Jak wynika z deklaracji prezesa GPW Ludwika Sobolewskiego, zastąpienie WIG20 przez szerszy indeks jest przesądzone. Jak przyznaje, już teraz w skład najważniejszego wskaźnika warszawskiej giełdy mogłyby wchodzić 2-3 spółki więcej. Ponieważ jednak giełda nie zamierza przeprowadzać zmian stopniowo, poczeka, aż na parkiecie znajdzie się więcej dużych firm.
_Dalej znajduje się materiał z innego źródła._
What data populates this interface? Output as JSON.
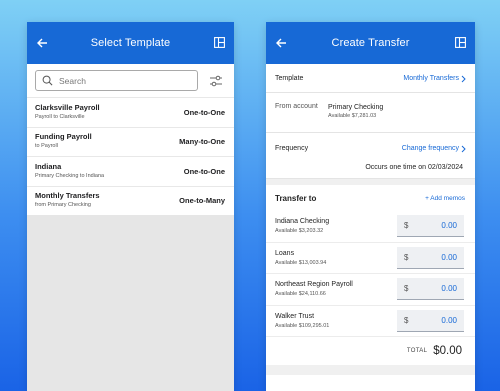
{
  "left_screen": {
    "title": "Select Template",
    "search": {
      "placeholder": "Search"
    },
    "templates": [
      {
        "name": "Clarksville Payroll",
        "subtitle": "Payroll to Clarksville",
        "type": "One-to-One"
      },
      {
        "name": "Funding Payroll",
        "subtitle": "to Payroll",
        "type": "Many-to-One"
      },
      {
        "name": "Indiana",
        "subtitle": "Primary Checking to Indiana",
        "type": "One-to-One"
      },
      {
        "name": "Monthly Transfers",
        "subtitle": "from Primary Checking",
        "type": "One-to-Many"
      }
    ]
  },
  "right_screen": {
    "title": "Create Transfer",
    "template": {
      "label": "Template",
      "value": "Monthly Transfers"
    },
    "from_account": {
      "label": "From account",
      "name": "Primary Checking",
      "available": "Available $7,281.03"
    },
    "frequency": {
      "label": "Frequency",
      "link": "Change frequency",
      "note": "Occurs one time on 02/03/2024"
    },
    "transfer_to": {
      "heading": "Transfer to",
      "add_memos": "+ Add memos",
      "accounts": [
        {
          "name": "Indiana Checking",
          "available": "Available $3,203.32",
          "currency": "$",
          "amount": "0.00"
        },
        {
          "name": "Loans",
          "available": "Available $13,003.94",
          "currency": "$",
          "amount": "0.00"
        },
        {
          "name": "Northeast Region Payroll",
          "available": "Available $24,110.66",
          "currency": "$",
          "amount": "0.00"
        },
        {
          "name": "Walker Trust",
          "available": "Available $109,295.01",
          "currency": "$",
          "amount": "0.00"
        }
      ]
    },
    "total": {
      "label": "TOTAL",
      "value": "$0.00"
    }
  },
  "colors": {
    "brand_blue": "#1769d6",
    "background_top": "#7fd0f5",
    "background_bottom": "#1a63e6"
  },
  "icons": [
    "back-arrow-icon",
    "layout-panels-icon",
    "search-icon",
    "filter-sliders-icon",
    "chevron-right-icon"
  ]
}
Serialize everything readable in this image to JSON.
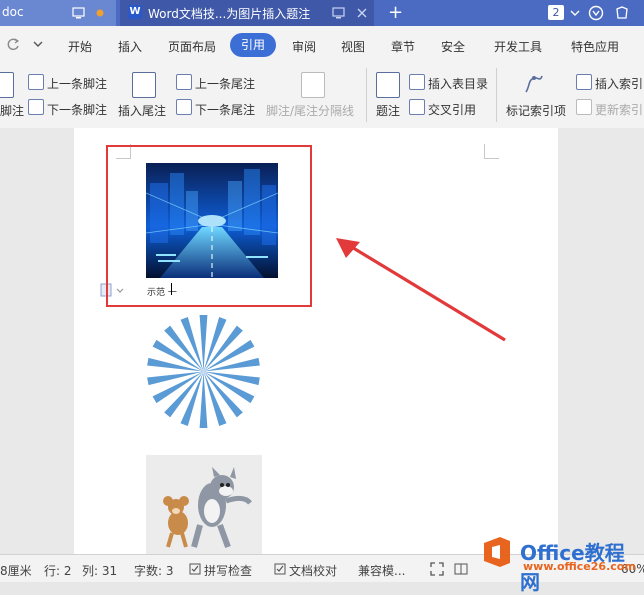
{
  "titlebar": {
    "inactive_tab": "doc",
    "active_tab": "Word文档技...为图片插入题注",
    "new_tab": "+",
    "badge": "2"
  },
  "menu": {
    "items": [
      "开始",
      "插入",
      "页面布局",
      "引用",
      "审阅",
      "视图",
      "章节",
      "安全",
      "开发工具",
      "特色应用"
    ],
    "active": "引用"
  },
  "ribbon": {
    "footnote_left": "脚注",
    "prev_footnote": "上一条脚注",
    "next_footnote": "下一条脚注",
    "insert_endnote": "插入尾注",
    "prev_endnote": "上一条尾注",
    "next_endnote": "下一条尾注",
    "separator_line": "脚注/尾注分隔线",
    "caption": "题注",
    "insert_table_of_figures": "插入表目录",
    "cross_reference": "交叉引用",
    "mark_index": "标记索引项",
    "insert_index": "插入索引",
    "update_index": "更新索引"
  },
  "document": {
    "caption_text": "示范 一"
  },
  "statusbar": {
    "position": "8厘米",
    "row": "行: 2",
    "col": "列: 31",
    "chars": "字数: 3",
    "spell_check": "拼写检查",
    "doc_proof": "文档校对",
    "compat": "兼容模...",
    "zoom": "60%"
  },
  "watermark": {
    "name": "Office教程网",
    "url": "www.office26.com"
  },
  "colors": {
    "accent": "#3c6fd6",
    "annotation": "#e23a3a"
  }
}
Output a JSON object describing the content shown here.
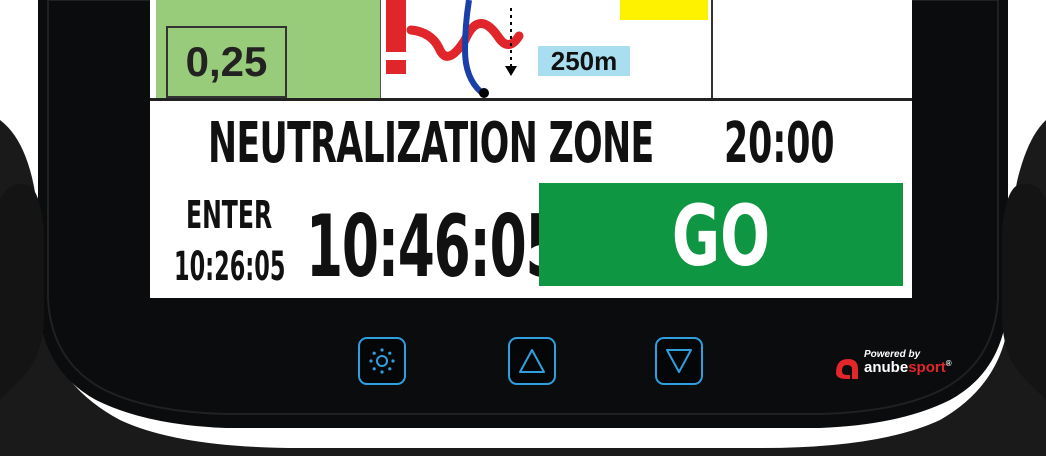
{
  "roadbook": {
    "distance_value": "0,25",
    "distance_badge": "250m"
  },
  "zone": {
    "title": "NEUTRALIZATION ZONE",
    "duration": "20:00"
  },
  "enter": {
    "label": "ENTER",
    "time": "10:26:05"
  },
  "clock": "10:46:05",
  "go_button": {
    "label": "GO",
    "color": "#0f9642"
  },
  "hardware_buttons": [
    {
      "name": "brightness",
      "icon": "sun-icon"
    },
    {
      "name": "up",
      "icon": "triangle-up-icon"
    },
    {
      "name": "down",
      "icon": "triangle-down-icon"
    }
  ],
  "brand": {
    "powered_by": "Powered by",
    "name_part1": "anube",
    "name_part2": "sport",
    "registered": "®",
    "accent_color": "#e3262a",
    "button_color": "#2f9fe0"
  }
}
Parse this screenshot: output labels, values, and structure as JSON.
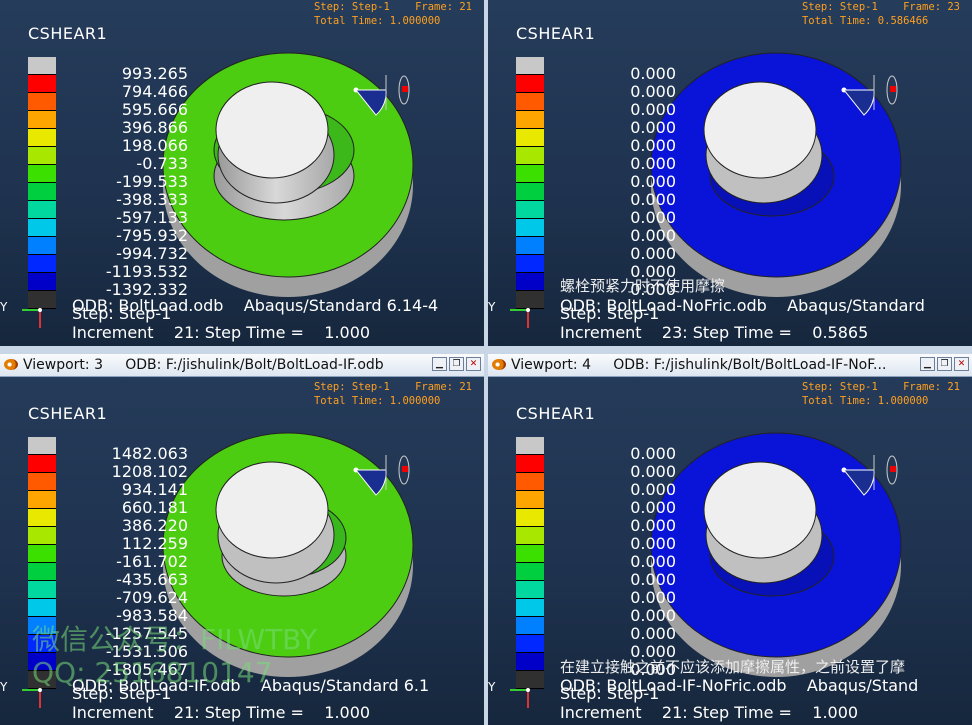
{
  "colors": {
    "legend": [
      "#c8c8c8",
      "#ff0000",
      "#ff5a00",
      "#ffa500",
      "#e8e800",
      "#a8e800",
      "#3ce000",
      "#00d040",
      "#00d8a0",
      "#00c8e8",
      "#0080ff",
      "#0028ff",
      "#0000c8",
      "#303030"
    ],
    "green_part": "#4ccd12",
    "blue_part": "#0a14d8"
  },
  "viewports": [
    {
      "id": "vp1",
      "title": "",
      "step_info": "Step: Step-1    Frame: 21\nTotal Time: 1.000000",
      "field": "CSHEAR1",
      "legend_values": [
        "993.265",
        "794.466",
        "595.666",
        "396.866",
        "198.066",
        "-0.733",
        "-199.533",
        "-398.333",
        "-597.133",
        "-795.932",
        "-994.732",
        "-1193.532",
        "-1392.332"
      ],
      "odb": "ODB: BoltLoad.odb    Abaqus/Standard 6.14-4",
      "step": "Step: Step-1",
      "increment": "Increment    21: Step Time =    1.000",
      "overlay": ""
    },
    {
      "id": "vp2",
      "title": "",
      "step_info": "Step: Step-1    Frame: 23\nTotal Time: 0.586466",
      "field": "CSHEAR1",
      "legend_values": [
        "0.000",
        "0.000",
        "0.000",
        "0.000",
        "0.000",
        "0.000",
        "0.000",
        "0.000",
        "0.000",
        "0.000",
        "0.000",
        "0.000",
        "0.000"
      ],
      "odb": "ODB: BoltLoad-NoFric.odb    Abaqus/Standard",
      "step": "Step: Step-1",
      "increment": "Increment    23: Step Time =    0.5865",
      "overlay": "螺栓预紧力时不使用摩擦"
    },
    {
      "id": "vp3",
      "title": "Viewport: 3     ODB: F:/jishulink/Bolt/BoltLoad-IF.odb",
      "step_info": "Step: Step-1    Frame: 21\nTotal Time: 1.000000",
      "field": "CSHEAR1",
      "legend_values": [
        "1482.063",
        "1208.102",
        "934.141",
        "660.181",
        "386.220",
        "112.259",
        "-161.702",
        "-435.663",
        "-709.624",
        "-983.584",
        "-1257.545",
        "-1531.506",
        "-1805.467"
      ],
      "odb": "ODB: BoltLoad-IF.odb    Abaqus/Standard 6.1",
      "step": "Step: Step-1",
      "increment": "Increment    21: Step Time =    1.000",
      "overlay": ""
    },
    {
      "id": "vp4",
      "title": "Viewport: 4     ODB: F:/jishulink/Bolt/BoltLoad-IF-NoF...",
      "step_info": "Step: Step-1    Frame: 21\nTotal Time: 1.000000",
      "field": "CSHEAR1",
      "legend_values": [
        "0.000",
        "0.000",
        "0.000",
        "0.000",
        "0.000",
        "0.000",
        "0.000",
        "0.000",
        "0.000",
        "0.000",
        "0.000",
        "0.000",
        "0.000"
      ],
      "odb": "ODB: BoltLoad-IF-NoFric.odb    Abaqus/Stand",
      "step": "Step: Step-1",
      "increment": "Increment    21: Step Time =    1.000",
      "overlay": "在建立接触之前不应该添加摩擦属性，之前设置了摩"
    }
  ],
  "watermark": {
    "line1": "微信公众号：FILWTBY",
    "line2": "QQ: 2516810147"
  },
  "icons": [
    "viewport-icon",
    "minimize-icon",
    "restore-icon",
    "close-icon",
    "triad-icon",
    "view-triad-icon"
  ]
}
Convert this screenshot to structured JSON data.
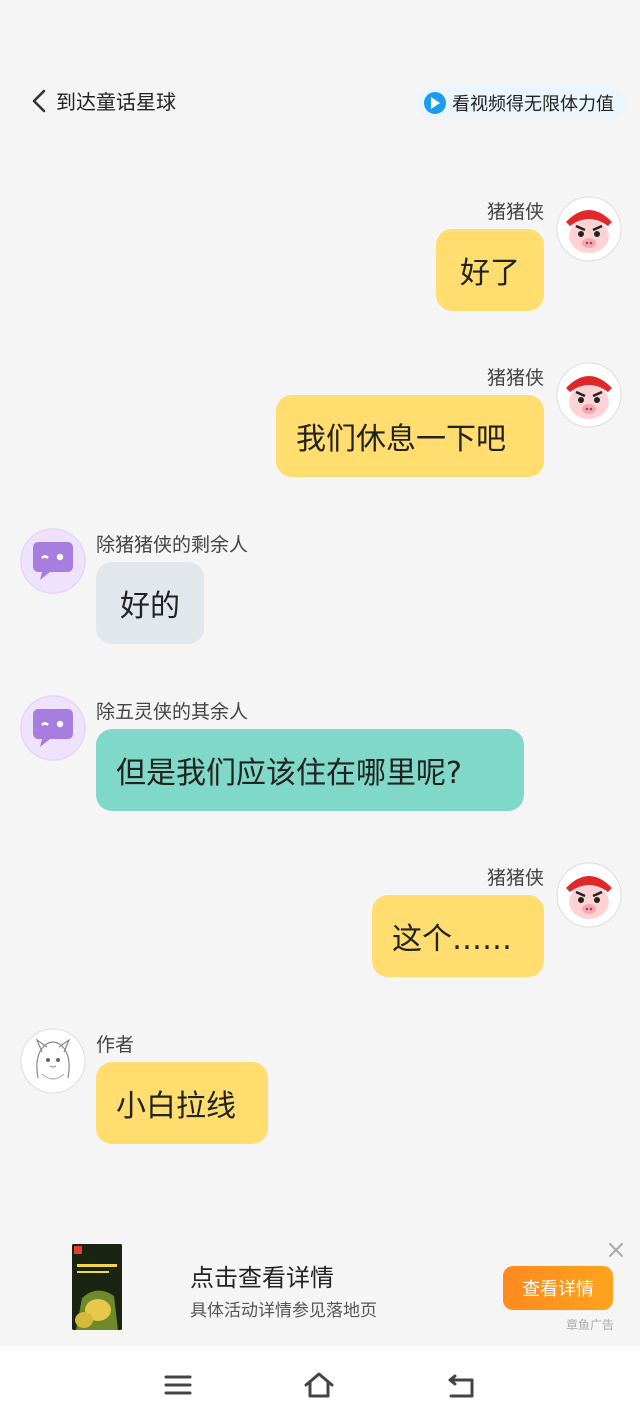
{
  "header": {
    "back_title": "到达童话星球",
    "video_reward": "看视频得无限体力值"
  },
  "messages": [
    {
      "sender": "猪猪侠",
      "text": "好了",
      "side": "right",
      "color": "#ffdd6e",
      "avatar": "pig-hero-avatar"
    },
    {
      "sender": "猪猪侠",
      "text": "我们休息一下吧",
      "side": "right",
      "color": "#ffdd6e",
      "avatar": "pig-hero-avatar"
    },
    {
      "sender": "除猪猪侠的剩余人",
      "text": "好的",
      "side": "left",
      "color": "#e2e6ed",
      "avatar": "chat-bubble-avatar"
    },
    {
      "sender": "除五灵侠的其余人",
      "text": "但是我们应该住在哪里呢?",
      "side": "left",
      "color": "#7fd8c8",
      "avatar": "chat-bubble-avatar"
    },
    {
      "sender": "猪猪侠",
      "text": "这个……",
      "side": "right",
      "color": "#ffdd6e",
      "avatar": "pig-hero-avatar"
    },
    {
      "sender": "作者",
      "text": "小白拉线",
      "side": "left",
      "color": "#ffdd6e",
      "avatar": "author-sketch-avatar"
    }
  ],
  "ad": {
    "title": "点击查看详情",
    "subtitle": "具体活动详情参见落地页",
    "button": "查看详情",
    "tag": "章鱼广告"
  },
  "nav": {
    "icons": [
      "menu-icon",
      "home-icon",
      "back-icon"
    ]
  }
}
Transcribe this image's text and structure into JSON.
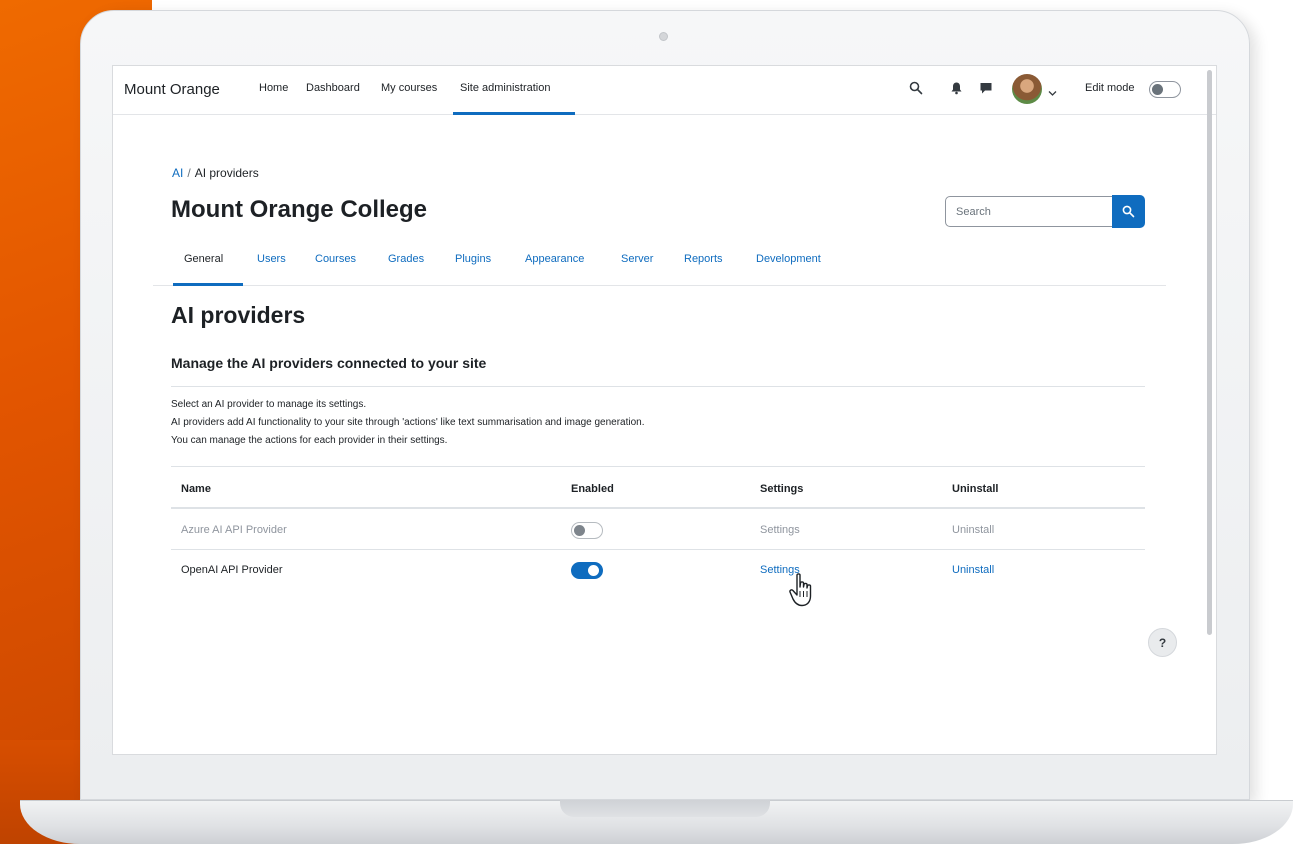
{
  "navbar": {
    "brand": "Mount Orange",
    "items": [
      "Home",
      "Dashboard",
      "My courses",
      "Site administration"
    ],
    "edit_mode_label": "Edit mode"
  },
  "breadcrumb": {
    "root": "AI",
    "separator": "/",
    "current": "AI providers"
  },
  "site_title": "Mount Orange College",
  "search": {
    "placeholder": "Search"
  },
  "tabs": [
    "General",
    "Users",
    "Courses",
    "Grades",
    "Plugins",
    "Appearance",
    "Server",
    "Reports",
    "Development"
  ],
  "page": {
    "heading": "AI providers",
    "subheading": "Manage the AI providers connected to your site",
    "description": [
      "Select an AI provider to manage its settings.",
      "AI providers add AI functionality to your site through 'actions' like text summarisation and image generation.",
      "You can manage the actions for each provider in their settings."
    ]
  },
  "table": {
    "headers": [
      "Name",
      "Enabled",
      "Settings",
      "Uninstall"
    ],
    "rows": [
      {
        "name": "Azure AI API Provider",
        "enabled": false,
        "settings": "Settings",
        "uninstall": "Uninstall"
      },
      {
        "name": "OpenAI API Provider",
        "enabled": true,
        "settings": "Settings",
        "uninstall": "Uninstall"
      }
    ]
  },
  "help_label": "?",
  "colors": {
    "accent": "#0f6cbf",
    "brand_orange": "#e25500",
    "muted": "#8f959e"
  },
  "icons": [
    "search-icon",
    "bell-icon",
    "message-icon",
    "chevron-down-icon",
    "help-icon",
    "hand-cursor-icon"
  ]
}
- Jesteśmy zdecydowani przeprowadzić zmiany, pod warunkiem że na giełdzie pojawi się więcej równorzędnych, z punktu widzenia inwestorów instytucjonalnych, spółek o znacznej, sięgającej kilku-kilkunastu miliardów złotych kapitalizacji. Kiedy na parkiecie zadebiutują koncerny energetyczne, LOT lub 2-3 duże firmy prywatne, plany rozszerzenia składu WIG20 przekształcą się w konkretny projekt - deklaruje L. Sobolewski. Wejście na giełdę LOT-u, dużych firm zagranicznych lub ewentualnie koncernów energetycznych może być kwestią miesięcy. Czy zmiany w indeksie będą tak szybkie? - Na razie nie możemy podać konkretnego terminu. Gdyby rynek rozwijał się odpowiednio szybko zarówno pod względem wzrostu kapitalizacji, jak i liczby nowych spółek, zmiany możemy przeprowadzić na początku 2009 r. - mówi prezes.
Indeksy "misiów"
też będą szersze
Wcześniej giełda może się zdecydować na rozszerzenie składu innych indeksów - mWIG40 oraz sWIG80. Jak zapowiada L. Sobolewski, decyzja ta nie będzie uzależniona od terminu zastąpienia WIG20 przez szerszy wskaźnik. Zwiększenie liczby firm ma się nie wiązać ze zmianami zasad konstrukcji i obliczania indeksów. Te pozostaną takie same jak obecnie. Obejmujący 20 spółek najważniejszy indeks GPW pozostaje w tyle za giełdami Europy Zachodniej - i to nie tylko pod względem liczby firm, ale również pod względem równomiernego ich udziału. Przykładowo niemiecki DAX uwzględnia 30 przedsiębiorstw, francuski CAC - 40 firm, a hiszpański IBEX - 35 spółek.